The strict new limit means drivers could potentially pass the legal blood alcohol level after just one drink, but has the move had the desired effect? Have Scottish police forces seen drivers change their behaviour as a result of the new law?

Chief Superintendent Iain Murray, Head of Roads Policing for Police Scotland, believes that Scottish drivers have responded very positively to the change and points towards the numbers. Before the lower blood alcohol limit was introduced, Scottish police forces were reporting 106 drivers failing blood alcohol tests every week, and another 35 or so recorded results between 50-80mg per 100ml.

Between December 2014 and February 2015, the number of drink drivers in Scotland went down to an average of 80 per week, for a reduction of about quarter. Chief Superintendent Murray confirmed that the change could not be accounted for by any change in enforcement. Rather than reducing the number of breath tests carried out, Scottish police are stopping and testing more drivers than ever - about 20,000 per month or one every two minutes. Police Scotland officers are authorised to perform a breathalyser test on any vehicle they stop, for any offence.

The new limit was introduced with a 74% approval rating from the Scottish public, after an average of 200 annual road deaths on Scotland for the last four years. Alcohol was involved in about one in eight of these, while alcohol related accidents caused another 130 injuries on Scottish roads every year.
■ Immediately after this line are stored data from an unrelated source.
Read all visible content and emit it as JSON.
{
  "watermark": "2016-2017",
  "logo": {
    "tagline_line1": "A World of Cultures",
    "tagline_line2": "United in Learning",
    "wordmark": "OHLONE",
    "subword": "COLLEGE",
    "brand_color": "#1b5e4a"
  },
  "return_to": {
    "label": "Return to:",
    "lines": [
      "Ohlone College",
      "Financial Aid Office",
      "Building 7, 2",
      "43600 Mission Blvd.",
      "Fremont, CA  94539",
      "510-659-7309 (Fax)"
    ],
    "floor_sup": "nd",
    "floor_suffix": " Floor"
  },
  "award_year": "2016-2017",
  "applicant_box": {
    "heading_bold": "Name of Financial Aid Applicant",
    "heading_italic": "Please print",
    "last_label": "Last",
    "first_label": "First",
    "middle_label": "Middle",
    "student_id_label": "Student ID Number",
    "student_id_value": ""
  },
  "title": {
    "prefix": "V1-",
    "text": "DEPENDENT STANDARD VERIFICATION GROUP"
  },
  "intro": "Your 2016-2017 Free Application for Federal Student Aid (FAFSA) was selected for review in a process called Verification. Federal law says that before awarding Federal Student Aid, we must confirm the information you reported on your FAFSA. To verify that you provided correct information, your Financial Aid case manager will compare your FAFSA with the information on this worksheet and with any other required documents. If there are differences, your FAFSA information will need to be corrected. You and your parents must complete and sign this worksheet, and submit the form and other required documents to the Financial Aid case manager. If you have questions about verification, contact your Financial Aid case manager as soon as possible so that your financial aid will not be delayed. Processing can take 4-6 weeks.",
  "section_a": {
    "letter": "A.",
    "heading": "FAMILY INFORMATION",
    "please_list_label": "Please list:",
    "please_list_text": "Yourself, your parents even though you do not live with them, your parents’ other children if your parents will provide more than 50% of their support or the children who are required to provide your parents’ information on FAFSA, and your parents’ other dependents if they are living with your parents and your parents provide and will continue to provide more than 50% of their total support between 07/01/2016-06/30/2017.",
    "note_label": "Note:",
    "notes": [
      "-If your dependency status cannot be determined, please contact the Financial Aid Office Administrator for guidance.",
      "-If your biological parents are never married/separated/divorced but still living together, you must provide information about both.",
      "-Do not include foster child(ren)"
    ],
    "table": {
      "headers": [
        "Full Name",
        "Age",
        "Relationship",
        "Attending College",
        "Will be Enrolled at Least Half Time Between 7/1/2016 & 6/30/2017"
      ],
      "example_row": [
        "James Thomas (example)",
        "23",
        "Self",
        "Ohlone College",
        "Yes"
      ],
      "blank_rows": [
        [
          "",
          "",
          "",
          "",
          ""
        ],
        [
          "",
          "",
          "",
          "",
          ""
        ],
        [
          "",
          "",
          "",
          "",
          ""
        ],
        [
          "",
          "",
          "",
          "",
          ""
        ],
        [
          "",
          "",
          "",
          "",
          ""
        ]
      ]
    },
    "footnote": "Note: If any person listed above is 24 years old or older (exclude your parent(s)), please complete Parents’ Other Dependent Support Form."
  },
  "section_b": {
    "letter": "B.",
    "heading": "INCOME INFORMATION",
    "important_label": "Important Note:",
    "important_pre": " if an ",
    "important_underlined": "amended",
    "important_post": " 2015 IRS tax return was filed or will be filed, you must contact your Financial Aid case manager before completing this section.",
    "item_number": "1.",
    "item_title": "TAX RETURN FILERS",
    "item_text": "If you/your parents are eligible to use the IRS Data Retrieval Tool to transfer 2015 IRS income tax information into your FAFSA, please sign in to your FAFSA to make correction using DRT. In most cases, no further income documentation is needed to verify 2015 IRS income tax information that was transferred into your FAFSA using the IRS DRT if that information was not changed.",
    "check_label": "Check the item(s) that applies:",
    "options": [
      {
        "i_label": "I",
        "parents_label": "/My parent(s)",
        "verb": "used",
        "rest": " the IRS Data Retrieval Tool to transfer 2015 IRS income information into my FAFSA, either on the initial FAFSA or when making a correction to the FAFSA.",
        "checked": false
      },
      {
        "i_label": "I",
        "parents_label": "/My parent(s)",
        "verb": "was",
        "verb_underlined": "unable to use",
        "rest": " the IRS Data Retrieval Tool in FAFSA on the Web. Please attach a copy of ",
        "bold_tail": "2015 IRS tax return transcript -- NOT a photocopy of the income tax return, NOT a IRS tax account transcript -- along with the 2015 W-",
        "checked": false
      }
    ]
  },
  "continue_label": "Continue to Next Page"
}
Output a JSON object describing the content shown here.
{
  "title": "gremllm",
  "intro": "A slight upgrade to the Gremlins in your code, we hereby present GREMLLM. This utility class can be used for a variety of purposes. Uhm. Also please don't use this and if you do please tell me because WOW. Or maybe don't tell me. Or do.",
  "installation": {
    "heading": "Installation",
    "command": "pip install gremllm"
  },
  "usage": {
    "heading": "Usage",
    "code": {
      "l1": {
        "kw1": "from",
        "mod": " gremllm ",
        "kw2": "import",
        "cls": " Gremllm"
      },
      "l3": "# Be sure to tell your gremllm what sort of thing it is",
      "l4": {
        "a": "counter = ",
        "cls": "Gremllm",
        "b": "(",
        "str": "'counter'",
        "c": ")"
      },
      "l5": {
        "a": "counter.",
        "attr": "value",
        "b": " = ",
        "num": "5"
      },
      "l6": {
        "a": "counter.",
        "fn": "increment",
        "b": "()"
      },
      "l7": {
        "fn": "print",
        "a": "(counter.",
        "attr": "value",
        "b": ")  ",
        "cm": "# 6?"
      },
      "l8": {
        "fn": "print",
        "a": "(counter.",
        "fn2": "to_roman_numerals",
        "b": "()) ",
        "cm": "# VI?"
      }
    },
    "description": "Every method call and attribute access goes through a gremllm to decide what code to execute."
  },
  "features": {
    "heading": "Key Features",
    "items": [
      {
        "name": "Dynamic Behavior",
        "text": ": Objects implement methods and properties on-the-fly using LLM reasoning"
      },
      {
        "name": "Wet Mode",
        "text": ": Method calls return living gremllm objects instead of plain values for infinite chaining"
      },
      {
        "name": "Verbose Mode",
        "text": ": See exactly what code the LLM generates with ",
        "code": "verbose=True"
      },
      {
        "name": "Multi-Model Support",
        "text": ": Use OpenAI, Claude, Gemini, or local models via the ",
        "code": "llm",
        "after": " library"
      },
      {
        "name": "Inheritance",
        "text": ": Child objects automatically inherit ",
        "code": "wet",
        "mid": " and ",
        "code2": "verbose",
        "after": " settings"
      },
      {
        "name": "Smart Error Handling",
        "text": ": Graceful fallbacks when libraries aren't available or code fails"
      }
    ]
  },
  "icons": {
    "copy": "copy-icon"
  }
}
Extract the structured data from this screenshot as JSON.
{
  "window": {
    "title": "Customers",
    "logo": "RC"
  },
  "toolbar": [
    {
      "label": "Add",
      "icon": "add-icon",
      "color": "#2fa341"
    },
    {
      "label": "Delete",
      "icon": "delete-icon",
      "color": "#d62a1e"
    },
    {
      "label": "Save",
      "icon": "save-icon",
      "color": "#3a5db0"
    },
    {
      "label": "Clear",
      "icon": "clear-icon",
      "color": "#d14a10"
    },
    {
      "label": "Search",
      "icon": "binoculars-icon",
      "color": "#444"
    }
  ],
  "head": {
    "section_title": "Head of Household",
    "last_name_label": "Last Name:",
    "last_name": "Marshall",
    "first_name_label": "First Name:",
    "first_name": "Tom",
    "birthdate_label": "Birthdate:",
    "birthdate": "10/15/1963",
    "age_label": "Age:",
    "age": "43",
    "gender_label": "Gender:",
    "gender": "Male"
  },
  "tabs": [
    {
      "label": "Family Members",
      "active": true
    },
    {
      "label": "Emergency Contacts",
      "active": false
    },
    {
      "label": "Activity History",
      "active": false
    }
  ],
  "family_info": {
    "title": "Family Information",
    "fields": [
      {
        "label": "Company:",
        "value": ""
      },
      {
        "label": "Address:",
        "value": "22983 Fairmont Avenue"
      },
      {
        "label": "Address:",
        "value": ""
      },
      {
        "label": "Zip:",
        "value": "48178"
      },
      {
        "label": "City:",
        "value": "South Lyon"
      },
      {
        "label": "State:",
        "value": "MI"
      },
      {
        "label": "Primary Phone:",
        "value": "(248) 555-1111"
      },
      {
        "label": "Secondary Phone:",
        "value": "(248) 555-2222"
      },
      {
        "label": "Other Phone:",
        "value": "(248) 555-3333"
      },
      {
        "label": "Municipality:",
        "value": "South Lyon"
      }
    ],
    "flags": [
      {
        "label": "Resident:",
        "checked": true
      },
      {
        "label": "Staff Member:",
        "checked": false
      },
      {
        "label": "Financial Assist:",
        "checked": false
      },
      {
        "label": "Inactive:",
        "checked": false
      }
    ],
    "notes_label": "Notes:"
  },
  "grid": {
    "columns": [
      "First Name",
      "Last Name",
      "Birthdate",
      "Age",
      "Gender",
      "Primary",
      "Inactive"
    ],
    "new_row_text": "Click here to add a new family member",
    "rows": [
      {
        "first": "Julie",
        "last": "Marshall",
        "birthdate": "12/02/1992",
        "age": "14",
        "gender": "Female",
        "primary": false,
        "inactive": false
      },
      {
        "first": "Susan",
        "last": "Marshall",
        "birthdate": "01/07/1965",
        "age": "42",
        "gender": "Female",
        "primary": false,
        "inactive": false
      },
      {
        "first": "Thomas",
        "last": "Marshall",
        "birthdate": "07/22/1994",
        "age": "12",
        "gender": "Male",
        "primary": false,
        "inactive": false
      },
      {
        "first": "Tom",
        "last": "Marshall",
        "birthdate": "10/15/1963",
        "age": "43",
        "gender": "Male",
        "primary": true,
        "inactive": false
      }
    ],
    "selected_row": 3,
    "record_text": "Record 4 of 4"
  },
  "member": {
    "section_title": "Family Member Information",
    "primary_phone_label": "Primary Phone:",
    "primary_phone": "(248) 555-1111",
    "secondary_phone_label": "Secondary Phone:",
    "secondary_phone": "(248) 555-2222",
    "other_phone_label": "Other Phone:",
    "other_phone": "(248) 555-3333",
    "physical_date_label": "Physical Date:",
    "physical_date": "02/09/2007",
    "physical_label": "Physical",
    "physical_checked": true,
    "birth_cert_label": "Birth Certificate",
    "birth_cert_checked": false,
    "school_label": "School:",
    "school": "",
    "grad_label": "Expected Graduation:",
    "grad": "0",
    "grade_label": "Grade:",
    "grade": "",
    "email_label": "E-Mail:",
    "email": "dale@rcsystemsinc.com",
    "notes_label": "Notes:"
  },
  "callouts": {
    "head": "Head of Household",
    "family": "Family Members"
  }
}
While no causal link has been confirmed, Chief Superintendent Murray points out that Scotland also reported lower numbers than usual of domestic violence incidents at Christmas, which he believes suggests that people are making better decisions about their drinking behaviour. While it used to be considered safe to drink a pint before taking the wheel, police in Scotland now advise drivers to follow a zero tolerance approach.

The results pose the obvious question of whether England should follow the example set by Scotland and the rest of Europe - except Malta. There is a pattern of reduction in road deaths and serious injuries in countries subject to the lower drink drive limit, whereas in England these statistics have plateaued.